A) For preparing the "extended abstract"

Try to convince me that you a) carefully read the paper and thought about it, and b) that you worked hard on the assignment. Be consistent. Avoid any sloppiness.

Formal requirements

Cover page/Header: Indicate name of the course, Univ. of Vienna, date, name and student number. Indicate the paper you refer to (bibliographic reference).

Layout: Pages must be numbered. Use a font of 12 points, margins of at least 2.5 cm, line spacing of 1.5 lines. Use a spell-checker (either AmE or BritishE). Avoid typos. Mind your commas. Do not use “don’t”, “isn’t” etc. in formal writing.

Hints for writing: Be concise. Shorter is better. Think before writing. Critically review your text before handing it in. Ask yourself: does it say what I mean? Do I need this word or sentence to properly express my opinion? If not, cut it.

Clarity of writing usually follows clarity of thought. Revise your text at least 5 times before handing in.

Comments can take many forms. Be creative. Possibile lines of reasoning are as follows:

"The authors interpret their result as meaning x. I do not agree. I think the proper interpretation is y. Here is why."
"The authors use method x to demonstrate that A has a causal effect on B. I think using this method is inappropriate because .... A better way to make the point would have been to ..."

You need to hand in at least two assignments on a paper we have not yet discussed in class but you are welcome to hand in several assignments. The best performance counts for your final grade. 

Here are sample Q1 Q2 from a similar course (these examples do not use a cover page but a header which also is fine if the information provided is as required).


B) For preparing your presentation

Structure of a session: There are three parts in a typical session. Make sure to reserve enough time for the third part.
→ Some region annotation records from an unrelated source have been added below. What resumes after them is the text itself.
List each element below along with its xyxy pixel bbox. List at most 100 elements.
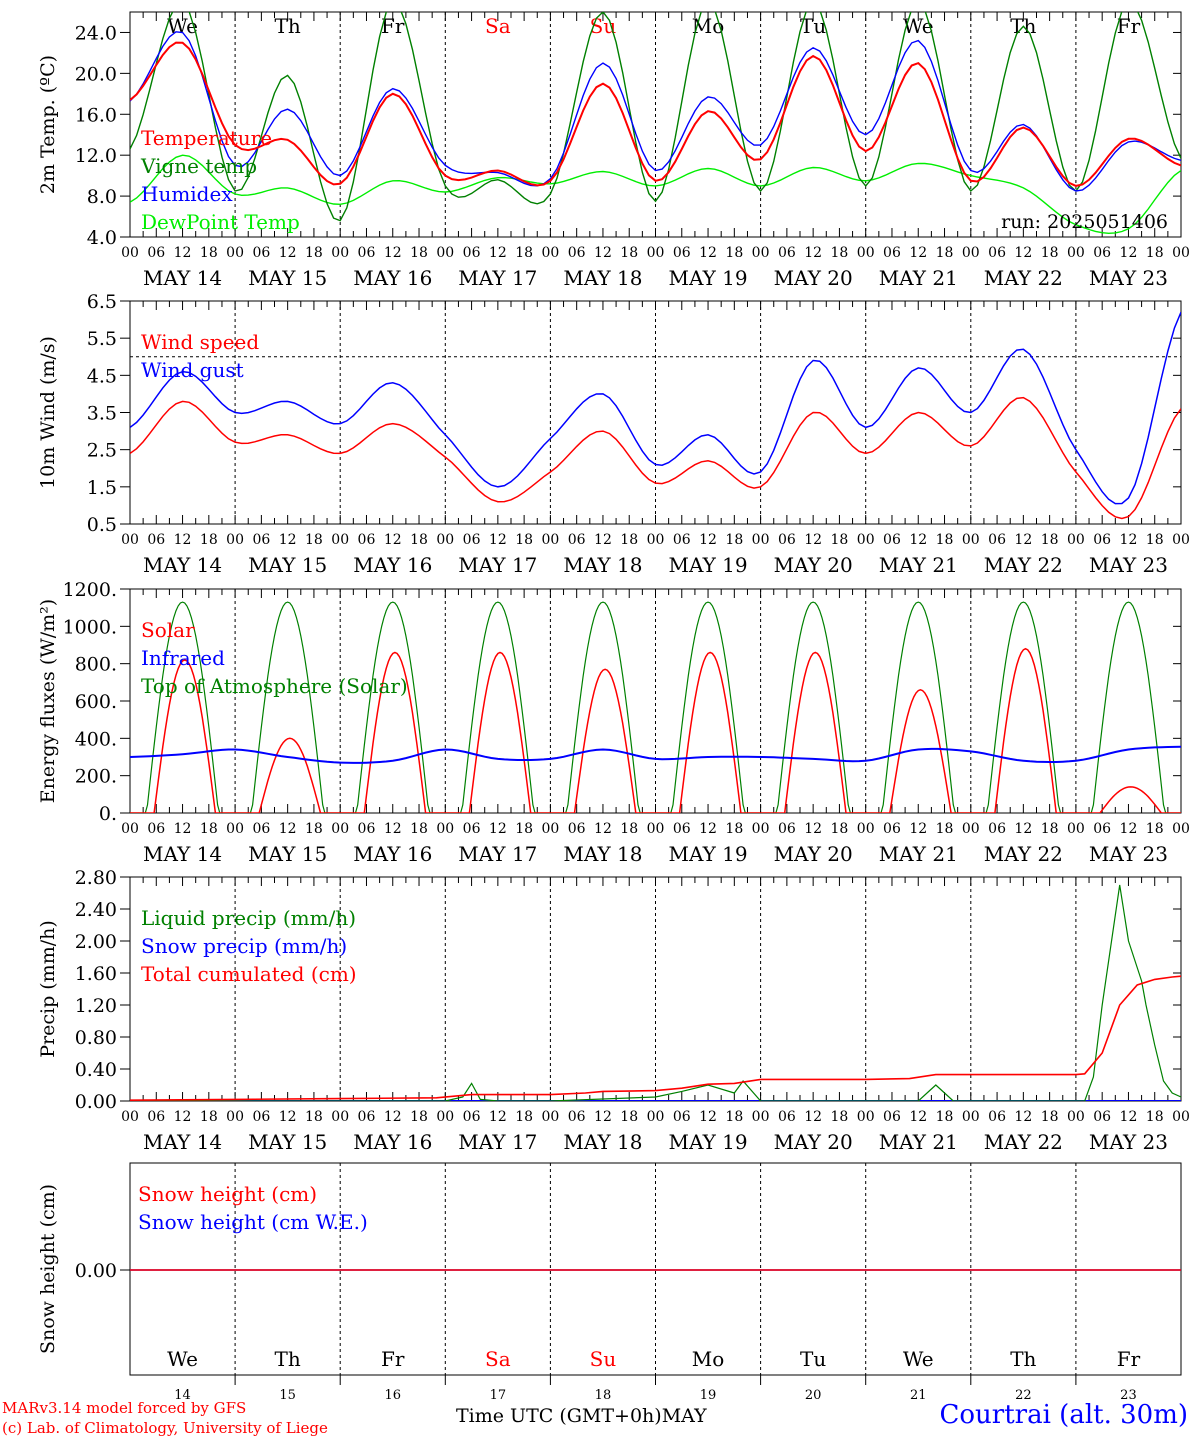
energy-hour-label: 06 (1093, 821, 1111, 837)
precip-hour-label: 06 (883, 1109, 901, 1125)
snow-day-name: We (167, 1347, 198, 1371)
wind-hour-label: 00 (752, 532, 770, 548)
energy-hour-label: 12 (279, 821, 297, 837)
wind-hour-label: 18 (1041, 532, 1059, 548)
temp-hour-label: 00 (436, 245, 454, 261)
snow-day-name: Th (275, 1347, 301, 1371)
energy-date-label: MAY 17 (458, 842, 537, 866)
wind-hour-label: 12 (804, 532, 822, 548)
temp-date-label: MAY 17 (458, 266, 537, 290)
precip-hour-label: 06 (147, 1109, 165, 1125)
temp-date-label: MAY 22 (984, 266, 1063, 290)
wind-ytick-label: 3.5 (87, 403, 117, 425)
precip-hour-label: 00 (647, 1109, 665, 1125)
energy-hour-label: 18 (936, 821, 954, 837)
temp-hour-label: 00 (226, 245, 244, 261)
snow-day-number: 22 (1015, 1388, 1032, 1403)
energy-hour-label: 06 (252, 821, 270, 837)
snow-day-number: 23 (1120, 1388, 1137, 1403)
energy-hour-label: 00 (752, 821, 770, 837)
temp-legend-temperature: Temperature (141, 126, 272, 150)
energy-hour-label: 12 (699, 821, 717, 837)
precip-hour-label: 12 (174, 1109, 192, 1125)
snow-legend-snow-height-cm-w-e-: Snow height (cm W.E.) (138, 1210, 368, 1234)
temp-hour-label: 18 (515, 245, 533, 261)
snow-legend-snow-height-cm-: Snow height (cm) (138, 1182, 317, 1206)
energy-legend-solar: Solar (141, 618, 195, 642)
energy-hour-label: 06 (147, 821, 165, 837)
precip-hour-label: 18 (200, 1109, 218, 1125)
energy-hour-label: 18 (725, 821, 743, 837)
wind-date-label: MAY 23 (1089, 553, 1168, 577)
precip-date-label: MAY 15 (248, 1130, 327, 1154)
wind-hour-label: 12 (384, 532, 402, 548)
wind-hour-label: 06 (883, 532, 901, 548)
precip-hour-label: 00 (331, 1109, 349, 1125)
wind-ytick-label: 4.5 (87, 365, 117, 387)
wind-hour-label: 00 (436, 532, 454, 548)
energy-series-infrared (130, 745, 1181, 764)
energy-frame (129, 588, 1182, 814)
energy-hour-label: 12 (1014, 821, 1032, 837)
wind-ytick-label: 2.5 (87, 440, 117, 462)
energy-hour-label: 00 (541, 821, 559, 837)
wind-hour-label: 06 (778, 532, 796, 548)
wind-frame (129, 300, 1182, 525)
energy-hour-label: 00 (226, 821, 244, 837)
wind-hour-label: 06 (147, 532, 165, 548)
energy-hour-label: 06 (883, 821, 901, 837)
temp-ytick-label: 20.0 (75, 63, 117, 85)
temp-hour-label: 12 (489, 245, 507, 261)
precip-ytick-label: 1.60 (75, 963, 117, 985)
wind-date-label: MAY 18 (563, 553, 642, 577)
precip-hour-label: 18 (1146, 1109, 1164, 1125)
temp-hour-label: 00 (752, 245, 770, 261)
precip-legend-liquid-precip-mm-h-: Liquid precip (mm/h) (141, 906, 356, 930)
precip-date-label: MAY 14 (143, 1130, 222, 1154)
precip-hour-label: 06 (463, 1109, 481, 1125)
snow-ylabel: Snow height (cm) (37, 1184, 59, 1354)
wind-date-label: MAY 17 (458, 553, 537, 577)
precip-ylabel: Precip (mm/h) (37, 920, 59, 1058)
energy-ytick-label: 1000. (63, 616, 117, 638)
temp-hour-label: 18 (305, 245, 323, 261)
energy-hour-label: 18 (620, 821, 638, 837)
temp-hour-label: 06 (568, 245, 586, 261)
precip-hour-label: 12 (1120, 1109, 1138, 1125)
wind-date-label: MAY 16 (353, 553, 432, 577)
precip-hour-label: 00 (752, 1109, 770, 1125)
wind-hour-label: 18 (831, 532, 849, 548)
wind-hour-label: 18 (725, 532, 743, 548)
precip-date-label: MAY 16 (353, 1130, 432, 1154)
energy-date-label: MAY 16 (353, 842, 432, 866)
wind-hour-label: 12 (594, 532, 612, 548)
precip-hour-label: 12 (384, 1109, 402, 1125)
energy-date-label: MAY 21 (879, 842, 958, 866)
wind-hour-label: 06 (358, 532, 376, 548)
precip-hour-label: 18 (410, 1109, 428, 1125)
energy-hour-label: 18 (515, 821, 533, 837)
precip-hour-label: 00 (857, 1109, 875, 1125)
temp-date-label: MAY 15 (248, 266, 327, 290)
temp-hour-label: 00 (121, 245, 139, 261)
precip-hour-label: 18 (725, 1109, 743, 1125)
precip-hour-label: 00 (121, 1109, 139, 1125)
temp-hour-label: 00 (962, 245, 980, 261)
temp-hour-label: 12 (174, 245, 192, 261)
temp-ytick-label: 24.0 (75, 22, 117, 44)
precip-hour-label: 12 (1014, 1109, 1032, 1125)
energy-hour-label: 00 (857, 821, 875, 837)
precip-hour-label: 18 (936, 1109, 954, 1125)
energy-hour-label: 18 (410, 821, 428, 837)
precip-hour-label: 00 (226, 1109, 244, 1125)
wind-hour-label: 18 (200, 532, 218, 548)
energy-ytick-label: 1200. (63, 579, 117, 601)
temp-hour-label: 06 (358, 245, 376, 261)
wind-hour-label: 06 (463, 532, 481, 548)
wind-hour-label: 18 (936, 532, 954, 548)
energy-hour-label: 12 (909, 821, 927, 837)
precip-hour-label: 06 (358, 1109, 376, 1125)
temp-hour-label: 18 (1041, 245, 1059, 261)
temp-hour-label: 00 (857, 245, 875, 261)
temp-legend-vigne-temp: Vigne temp (140, 154, 257, 178)
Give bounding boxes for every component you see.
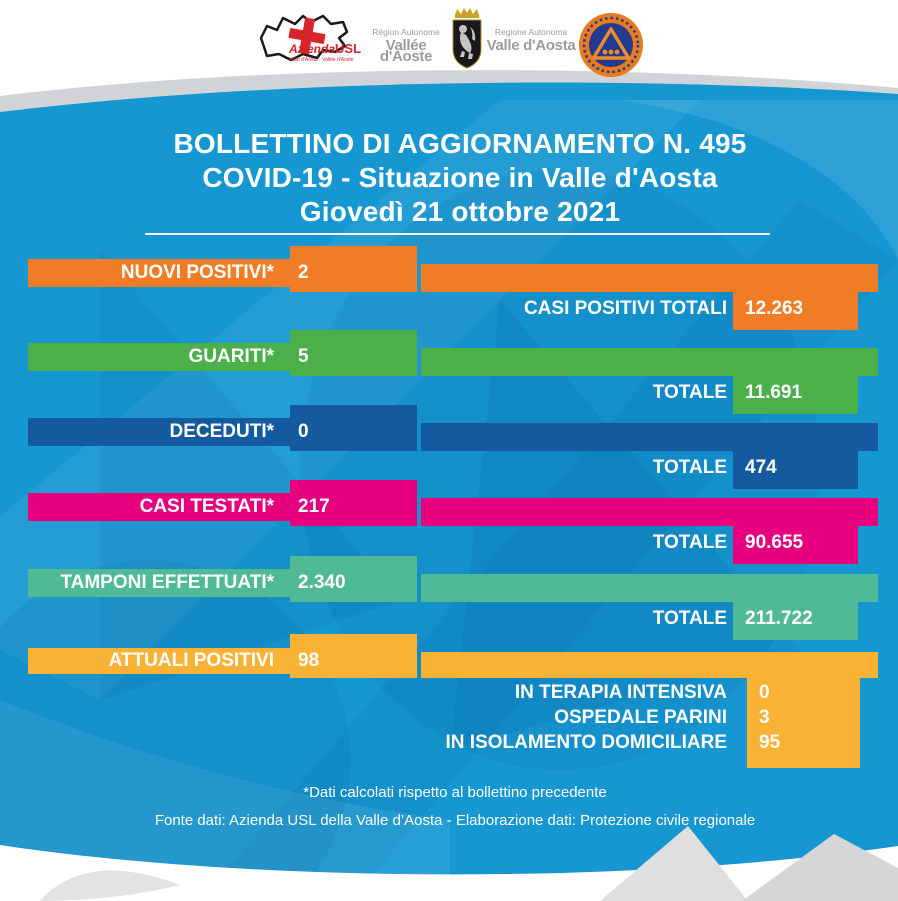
total-value: 474 [745, 457, 777, 478]
usl-name-script: Azienda [289, 42, 336, 56]
total-line: TOTALE 11.691 [0, 372, 898, 414]
total-label: CASI POSITIVI TOTALI [523, 298, 727, 319]
total-value: 90.655 [745, 532, 804, 553]
stat-bar-right [421, 264, 878, 292]
stat-bar-right [421, 498, 878, 526]
total-line: TOTALE 211.722 [0, 598, 898, 640]
breakdown-label-terapia-intensiva: IN TERAPIA INTENSIVA [514, 682, 727, 703]
value-block [290, 330, 417, 376]
footnote: *Dati calcolati rispetto al bollettino p… [303, 784, 607, 801]
stat-bar-right [421, 652, 878, 678]
people-dots-icon [602, 49, 620, 55]
usl-subtext: Valle d'Aosta - Vallée d'Aoste [289, 57, 354, 63]
total-line: TOTALE 90.655 [0, 522, 898, 564]
usl-wordmark: AziendaUSL Valle d'Aosta - Vallée d'Aost… [289, 41, 362, 65]
logo-bar: AziendaUSL Valle d'Aosta - Vallée d'Aost… [0, 0, 898, 88]
stat-bar-left: CASI TESTATI* [28, 493, 290, 521]
total-value: 211.722 [745, 608, 813, 629]
stat-value: 0 [298, 421, 309, 442]
region-wordmark-fr: Région Autonome Vallée d'Aoste [360, 27, 452, 65]
title-line-3: Giovedì 21 ottobre 2021 [299, 196, 621, 227]
total-label: TOTALE [652, 457, 727, 478]
lion-rampant-icon [459, 25, 476, 59]
stat-label: CASI TESTATI* [139, 496, 274, 517]
title-line-2: COVID-19 - Situazione in Valle d'Aosta [202, 162, 718, 193]
breakdown-value-terapia-intensiva: 0 [759, 682, 770, 703]
total-line: TOTALE 474 [0, 447, 898, 489]
region-fr-bottom: Vallée d'Aoste [379, 37, 433, 65]
valle-daosta-crest-icon [450, 5, 484, 71]
bottom-swoosh-2 [742, 834, 898, 901]
total-value-box: 12.263 [733, 288, 858, 330]
stat-label: ATTUALI POSITIVI [108, 650, 274, 671]
stat-value: 98 [298, 650, 320, 671]
stat-bar-left: DECEDUTI* [28, 418, 290, 446]
breakdown-column [747, 675, 860, 768]
bulletin-title: BOLLETTINO DI AGGIORNAMENTO N. 495 COVID… [60, 127, 860, 229]
region-it-bottom: Valle d'Aosta [486, 37, 576, 54]
stat-value: 2.340 [298, 572, 346, 593]
red-cross-icon [288, 17, 326, 55]
bottom-swoosh-3 [40, 870, 180, 901]
breakdown-label-isolamento-domiciliare: IN ISOLAMENTO DOMICILIARE [445, 732, 727, 753]
total-label: TOTALE [652, 382, 727, 403]
stat-bar-right [421, 348, 878, 376]
stat-label: TAMPONI EFFETTUATI* [60, 572, 274, 593]
value-block [290, 556, 417, 602]
region-it-top: Regione Autonoma [494, 27, 568, 37]
stat-bar-left: GUARITI* [28, 343, 290, 371]
data-source: Fonte dati: Azienda USL della Valle d’Ao… [154, 812, 756, 829]
value-block [290, 480, 417, 526]
breakdown-label-ospedale-parini: OSPEDALE PARINI [554, 707, 727, 728]
total-value-box: 474 [733, 447, 858, 489]
stat-label: DECEDUTI* [169, 421, 274, 442]
region-wordmark-it: Regione Autonoma Valle d'Aosta [484, 27, 578, 54]
total-value-box: 11.691 [733, 372, 858, 414]
stat-bar-right [421, 574, 878, 602]
stat-label: NUOVI POSITIVI* [120, 262, 274, 283]
title-underline [145, 233, 770, 235]
breakdown-value-isolamento-domiciliare: 95 [759, 732, 781, 753]
total-value-box: 90.655 [733, 522, 858, 564]
bottom-swoosh-1 [600, 826, 748, 901]
total-label: TOTALE [652, 608, 727, 629]
total-value: 11.691 [745, 382, 803, 403]
stat-label: GUARITI* [188, 346, 275, 367]
stat-bar-left: TAMPONI EFFETTUATI* [28, 569, 290, 597]
breakdown-value-ospedale-parini: 3 [759, 707, 770, 728]
region-fr-top: Région Autonome [372, 27, 440, 37]
total-line: CASI POSITIVI TOTALI 12.263 [0, 288, 898, 330]
total-value: 12.263 [745, 298, 804, 319]
total-value-box: 211.722 [733, 598, 858, 640]
stat-bar-left: ATTUALI POSITIVI [28, 648, 290, 674]
value-block [290, 246, 417, 292]
stat-value: 2 [298, 262, 309, 283]
protezione-civile-logo [578, 12, 644, 78]
stat-bar-right [421, 423, 878, 451]
usl-name-bold: USL [335, 41, 362, 56]
azienda-usl-logo: AziendaUSL Valle d'Aosta - Vallée d'Aost… [253, 8, 361, 72]
stat-value: 217 [298, 496, 330, 517]
stat-bar-left: NUOVI POSITIVI* [28, 259, 290, 287]
stat-value: 5 [298, 346, 309, 367]
usl-map-icon [259, 14, 349, 62]
title-line-1: BOLLETTINO DI AGGIORNAMENTO N. 495 [173, 128, 747, 159]
value-block [290, 405, 417, 451]
triangle-icon [591, 27, 631, 60]
value-block [290, 634, 417, 678]
total-label: TOTALE [652, 532, 727, 553]
top-silver-swoosh [0, 70, 898, 112]
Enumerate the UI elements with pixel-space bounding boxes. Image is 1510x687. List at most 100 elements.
  1. Presentation. Explain what the authors have done, what they find, how they interpret it, and why they think it is interesting. A typical paper can be presented in 15'-20'. Short and sweet, please (book-long treatments of a topic may require somewhat longer presentation, but stay below 30' even for an entire book).
  2. Questions for clarification (about 15'-30'). In this part, the students and the instructor have the opportunity to ask questions about details of the study, aspects of the design or results you had no time to talk about etc. The purpose is to make sure we are all on the same page.  
  3. General discussion (remaining time). Now it is time to raise critical questions about the method, the analysis, the relevance or the interpretation of results. A broad discussion of potential policy implications or of issues of interest that seem related is also welcome here. The pole of competence prepares a sheet intended to guide this discussion. But students are welcome to bring up other issues (e.g. those they have raised in their assignment ).

Preparing your presentation:

  • Be sure to get the main message of the paper through at the very beginning of your presentation, in the first two minutes or so. Say it in your own words, say it as clearly and as simply as you can. Give the main intuition, the main result (broadly) of the paper, and then say why it is interesting or relevant.
  • Rehearse your presentation. Shorter is better. Plan to speak for 20' or less. Make sure you know how to correctly pronounce key expressions in your presentation. Speak clearly and slowly. You are (probably) not a native speaker. Neither is the audience.
  • Be simple and clear. Someone who has not read the paper should be able to follow the presentation.
  • Explain what the authors do, how they analyze the data, what they conclude from their analysis. Concentrate on the main argument, the main analysis, the most important insights. Skip the details (but have them ready on spare slides in case we ask in part 2). Make sure we do not get lost in detail. 
  • A good figure is worth a thousand words. When showing figures and tables, you need to explain them carefully. We need to understand what the numbers or graphs mean. If you do not plan to explain it, you should not show the table or figure but just verbally summarize it.
  • Start preparing early. Sometimes students panic the day before the presentation when they discover that they do not understand some parts of the paper. Starting in good time will save you the embarassment.
  • Work in a team with a fellow student. Working with others is often more fun and is sometimes also more productive. Some of the papers are more difficult than others, and it is ok not to understand every single detail of a difficult paper (but make sure you convince me that you have tried hard).